Digital twin-based approaches for agricultural machinery damage prediction and maintenance: A review

The reliability of agricultural machinery is increasingly constrained by harsh operating environments, complex dynamic loads, and evolving failure mechanisms, posing critical challenges to agricultural production efficiency and system resilience. Traditional maintenance methods, often reactive and resource-intensive, are insufficient to meet the demands of modern precision agriculture. There is a limited comprehensive review of how digital twin-based approaches can overcome these challenges by integrating data-driven models, intelligent prediction algorithms, and real-time maintenance decision-making strategies. Therefore, this paper reviews digital twin-based strategies for agricultural machinery damage prediction and maintenance optimization. Three key elements are analyzed: (1) Numerical modeling approaches for simulating mechanical behavior and predicting damage evolution under diverse operational conditions; (2) Advanced fault diagnosis techniques integrating machine learning algorithms and multi-source sensing to enable real-time monitoring, condition assessment, and early anomaly detection; (3) Additive manufacturing (AM) technologies for the rapid repair and reinforcement of damaged components, supporting efficient lifecycle management.
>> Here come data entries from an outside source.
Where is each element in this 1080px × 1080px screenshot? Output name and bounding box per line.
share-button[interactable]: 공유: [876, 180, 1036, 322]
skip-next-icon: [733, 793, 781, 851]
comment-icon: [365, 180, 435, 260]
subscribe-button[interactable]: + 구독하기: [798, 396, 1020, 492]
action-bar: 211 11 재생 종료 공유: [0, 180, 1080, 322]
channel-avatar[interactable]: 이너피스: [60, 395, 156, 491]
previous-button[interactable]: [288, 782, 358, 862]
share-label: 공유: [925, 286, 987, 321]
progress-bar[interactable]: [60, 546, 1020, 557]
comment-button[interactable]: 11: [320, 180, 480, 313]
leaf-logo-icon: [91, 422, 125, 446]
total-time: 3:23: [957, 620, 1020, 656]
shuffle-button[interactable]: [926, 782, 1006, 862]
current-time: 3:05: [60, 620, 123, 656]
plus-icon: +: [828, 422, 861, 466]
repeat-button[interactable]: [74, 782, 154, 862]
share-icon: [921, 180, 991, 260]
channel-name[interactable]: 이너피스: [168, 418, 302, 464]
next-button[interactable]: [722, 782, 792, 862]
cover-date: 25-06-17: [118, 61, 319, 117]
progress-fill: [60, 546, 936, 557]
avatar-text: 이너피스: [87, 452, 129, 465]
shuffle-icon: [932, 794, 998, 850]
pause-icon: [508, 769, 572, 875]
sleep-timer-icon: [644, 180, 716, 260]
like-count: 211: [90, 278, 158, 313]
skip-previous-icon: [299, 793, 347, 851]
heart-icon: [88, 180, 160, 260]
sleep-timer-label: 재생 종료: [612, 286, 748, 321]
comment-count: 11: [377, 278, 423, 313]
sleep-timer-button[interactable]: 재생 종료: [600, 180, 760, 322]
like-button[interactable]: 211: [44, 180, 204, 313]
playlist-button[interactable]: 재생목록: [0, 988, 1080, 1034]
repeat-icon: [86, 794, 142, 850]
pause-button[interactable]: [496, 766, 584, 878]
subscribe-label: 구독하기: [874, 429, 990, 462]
By integrating numerical simulation, intelligent diagnostics, and additive repair into digital twin frameworks, a predictive, closed-loop maintenance paradigm is established, enabling proactive interventions and enhanced operational continuity. Key challenges, including material and process limitations, portability and equipment adaptation, as well as model fidelity and real-time integration, are discussed. This review aims to provide a systematic reference for advancing digital twin technologies in agricultural machinery, which outlines future directions toward intelligent, sustainable, and resilient agricultural systems.